For the second time, the World Health Organisation (WHO) has discontinued Hydroxychloroquine clinical trial for the treatment of COVID-19, saying it has no positive effect on patient recovery.
Announcing this Saturday, the UN body said the decision to discontinue the research was due to recommendation from its International Steering Committee on Solidarity Trial, adding that it has also discontinued trial for lopinavir and ritonavir.
It said: “The International Steering Committee formulated the recommendation in light of the evidence for hydroxychloroquine vs standard-of-care and for lopinavir/ritonavir vs standard-of-care from the solidarity trial interim results, and from a review of the evidence from all trials presented at the July 1 and 2 WHO Summit on COVID-19 Research and Innovation.

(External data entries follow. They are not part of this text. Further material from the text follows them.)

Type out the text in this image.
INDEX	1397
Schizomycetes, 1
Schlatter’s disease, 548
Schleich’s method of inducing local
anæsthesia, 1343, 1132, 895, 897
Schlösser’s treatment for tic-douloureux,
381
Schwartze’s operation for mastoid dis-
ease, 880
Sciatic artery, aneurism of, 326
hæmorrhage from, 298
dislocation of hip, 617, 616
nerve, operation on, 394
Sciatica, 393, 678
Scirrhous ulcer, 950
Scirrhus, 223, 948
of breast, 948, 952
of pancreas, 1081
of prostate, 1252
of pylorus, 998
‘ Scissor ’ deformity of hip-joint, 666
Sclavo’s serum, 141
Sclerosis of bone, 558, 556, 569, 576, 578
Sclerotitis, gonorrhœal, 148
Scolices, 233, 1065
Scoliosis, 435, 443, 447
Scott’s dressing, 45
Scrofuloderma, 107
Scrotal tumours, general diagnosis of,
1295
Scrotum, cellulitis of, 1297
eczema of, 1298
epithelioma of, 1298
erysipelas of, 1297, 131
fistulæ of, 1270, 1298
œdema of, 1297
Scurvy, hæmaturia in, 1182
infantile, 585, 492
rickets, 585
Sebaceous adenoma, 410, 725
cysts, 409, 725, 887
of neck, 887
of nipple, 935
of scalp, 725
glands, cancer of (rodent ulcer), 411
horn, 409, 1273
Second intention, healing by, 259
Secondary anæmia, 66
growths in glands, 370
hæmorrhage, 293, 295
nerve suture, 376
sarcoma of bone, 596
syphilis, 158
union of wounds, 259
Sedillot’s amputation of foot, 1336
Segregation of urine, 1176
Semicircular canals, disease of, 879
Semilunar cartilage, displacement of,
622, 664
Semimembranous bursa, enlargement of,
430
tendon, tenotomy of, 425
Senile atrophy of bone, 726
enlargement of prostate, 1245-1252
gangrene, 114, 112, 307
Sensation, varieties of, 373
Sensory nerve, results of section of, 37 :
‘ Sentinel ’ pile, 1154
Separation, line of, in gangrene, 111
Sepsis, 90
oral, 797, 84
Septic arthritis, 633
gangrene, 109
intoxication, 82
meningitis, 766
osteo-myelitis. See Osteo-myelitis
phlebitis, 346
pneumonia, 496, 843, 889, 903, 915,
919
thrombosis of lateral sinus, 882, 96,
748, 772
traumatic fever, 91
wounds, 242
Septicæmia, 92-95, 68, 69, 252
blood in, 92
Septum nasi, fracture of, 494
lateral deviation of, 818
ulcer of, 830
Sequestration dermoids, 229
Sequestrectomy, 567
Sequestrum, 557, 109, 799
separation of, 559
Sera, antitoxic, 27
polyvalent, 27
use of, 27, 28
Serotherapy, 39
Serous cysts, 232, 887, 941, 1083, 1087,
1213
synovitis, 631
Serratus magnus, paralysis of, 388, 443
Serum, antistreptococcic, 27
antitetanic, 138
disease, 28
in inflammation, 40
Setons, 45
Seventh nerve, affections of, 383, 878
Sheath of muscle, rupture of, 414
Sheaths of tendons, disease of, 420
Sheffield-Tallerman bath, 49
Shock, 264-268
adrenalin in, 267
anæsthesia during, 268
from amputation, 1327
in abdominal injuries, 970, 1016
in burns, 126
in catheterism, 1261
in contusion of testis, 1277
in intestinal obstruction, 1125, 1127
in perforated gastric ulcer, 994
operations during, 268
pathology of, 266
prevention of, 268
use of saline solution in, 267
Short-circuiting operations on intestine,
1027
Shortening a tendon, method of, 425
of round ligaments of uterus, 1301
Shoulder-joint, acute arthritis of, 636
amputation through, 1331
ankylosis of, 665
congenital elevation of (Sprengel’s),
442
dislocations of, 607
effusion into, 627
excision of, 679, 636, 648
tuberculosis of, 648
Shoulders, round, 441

“These interim trial results show that hydroxychloroquine and lopinavir/ritonavir produce little or no reduction in the mortality of hospitalised COVID-19 patients when compared to standard of care. Solidarity trial investigators will interrupt the trials with immediate effect.”
It said for each of the drugs, the interim results do not provide solid evidence of increased mortality, adding that there were however some associated safety signals in the clinical laboratory findings of the add-on discovery trial, a participant in the solidarity trial. These, it said will also be reported in the peer-reviewed publication.
”This decision applies only to the conduct of the solidarity trial in hospitalised patients and does not affect the possible evaluation in other studies of hydroxychloroquine or lopinavir/ritonavir in non-hospitalised patients or as pre- or post-exposure prophylaxis for COVID-19. The interim solidarity results are now being readied for peer-reviewed publication,” it said.